La relation entre le jour de la résurrection et le dimanche de chaque semaine, médité selon l’enseignement des évangiles, éclaire le développement de l’année liturgique (dont le présent article propose un résumé) et en fournit un fil conducteur.

Chaque évangile

Chacun des quatre évangélistes souligne que la résurrection de Jésus est annoncée, par un ou par deux anges, au « premier jour de la semaine » (tè mia tôn sabbatôn : Mt 28, 1 ; Mc 16, 2 ; Lc 24, 1 ; Jn 20, 1). C’est à l’aurore (Mt), de très bonne heure (Lc), que des femmes, que Marie de Magdala (Jn), viennent au tombeau.

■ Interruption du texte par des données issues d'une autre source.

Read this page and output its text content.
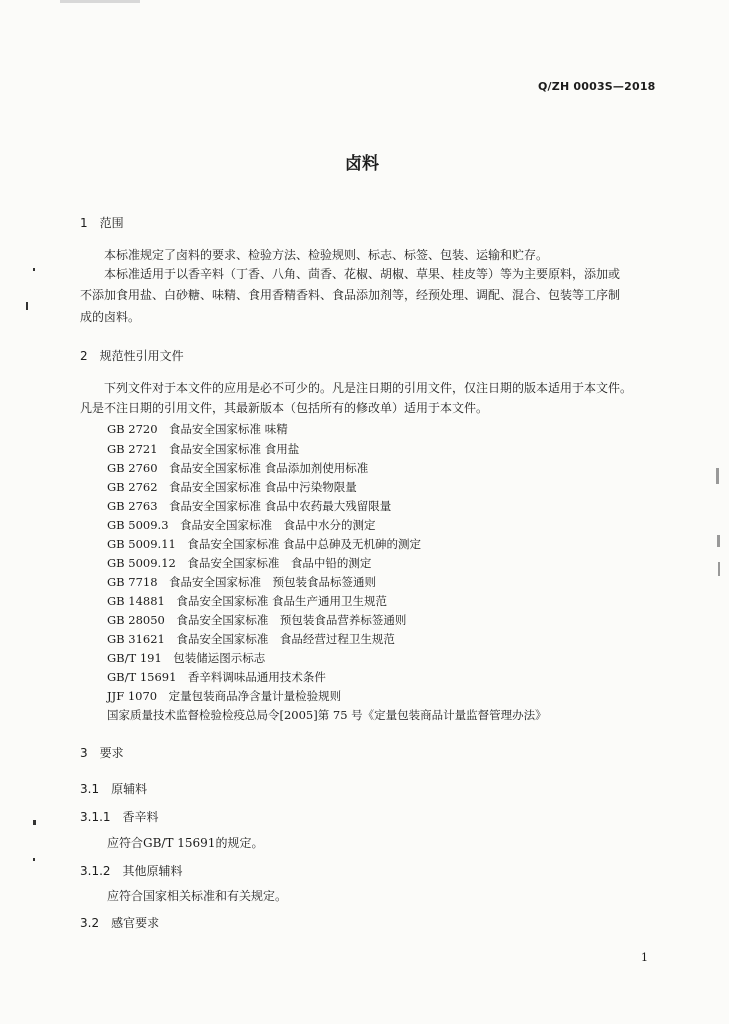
Q/ZH 0003S—2018
卤料
1　范围
本标准规定了卤料的要求、检验方法、检验规则、标志、标签、包装、运输和贮存。
本标准适用于以香辛料（丁香、八角、茴香、花椒、胡椒、草果、桂皮等）等为主要原料，添加或
不添加食用盐、白砂糖、味精、食用香精香料、食品添加剂等，经预处理、调配、混合、包装等工序制
成的卤料。
2　规范性引用文件
下列文件对于本文件的应用是必不可少的。凡是注日期的引用文件，仅注日期的版本适用于本文件。
凡是不注日期的引用文件，其最新版本（包括所有的修改单）适用于本文件。
GB 2720　食品安全国家标准 味精
GB 2721　食品安全国家标准 食用盐
GB 2760　食品安全国家标准 食品添加剂使用标准
GB 2762　食品安全国家标准 食品中污染物限量
GB 2763　食品安全国家标准 食品中农药最大残留限量
GB 5009.3　食品安全国家标准　食品中水分的测定
GB 5009.11　食品安全国家标准 食品中总砷及无机砷的测定
GB 5009.12　食品安全国家标准　食品中铅的测定
GB 7718　食品安全国家标准　预包装食品标签通则
GB 14881　食品安全国家标准 食品生产通用卫生规范
GB 28050　食品安全国家标准　预包装食品营养标签通则
GB 31621　食品安全国家标准　食品经营过程卫生规范
GB/T 191　包装储运图示标志
GB/T 15691　香辛料调味品通用技术条件
JJF 1070　定量包装商品净含量计量检验规则
国家质量技术监督检验检疫总局令[2005]第 75 号《定量包装商品计量监督管理办法》
3　要求
3.1　原辅料
3.1.1　香辛料
应符合GB/T 15691的规定。
3.1.2　其他原辅料
应符合国家相关标准和有关规定。
3.2　感官要求
1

Elles reçoivent le message céleste avant que le Seigneur lui-même s’approche d’elles et se fasse reconnaître. L’apparition de Jésus aux disciples, ultérieure, est mentionnée par Luc et par Jean au soir du « même jour ».

Une révélation du Père et de l’Esprit par le Fils ressuscité des morts semble parcourir et spécifier ce même et seul jour, le premier de la semaine. Matthieu fait entendre la formule liturgique du baptême des nations « au nom du Père et du Fils et du Saint-Esprit » énoncée par Jésus ressuscité, sur la montagne de Galilée (Mt 28, 18-20). Marc déclare l’enlèvement du Seigneur au ciel, sa session à la droite de Dieu, ainsi que son assistance aux disciples, partis prêcher en tout lieu (Mc 16, 19-20). Luc relate les recommandations de Jésus, apparu à Jérusalem aux Onze et à leurs compagnons : il va envoyer sur eux ce que le Père a promis ; ils ont à demeurer dans la ville jusqu’à ce qu’ils soient revêtus de la force d’en Haut (Lc 24, 49). Au livre des Actes, la réalité promise est nommée précisément : « vous allez recevoir une force, celle de l’Esprit Saint ; vous serez alors mes témoins… » (Ac 1, 8). Selon Jean, Jésus ressuscité fait savoir à Marie de Magdala, et par elle à ses disciples, sa montée vers le Père : « va trouver mes frères et dis-leur : je monte vers mon Père qui est votre Père, vers mon Dieu qui est votre Dieu » (Jn 20, 17). Plus tard, il vient et se tient au milieu d’eux ; comme le Père l’a envoyé, leur dit-il, lui aussi les envoie – et il souffle sur eux l’Esprit Saint pour la remise des péchés (Jn 20, 21-23).

Saint Jean

Rappelons l’insistance de l’évangéliste Jean à ce moment-là du récit. C’est « le soir de ce même jour, le premier de la semaine » que, toutes portes étant closes par crainte des Juifs, Jésus vint là où se trouvaient les disciples (Jn 20, 19).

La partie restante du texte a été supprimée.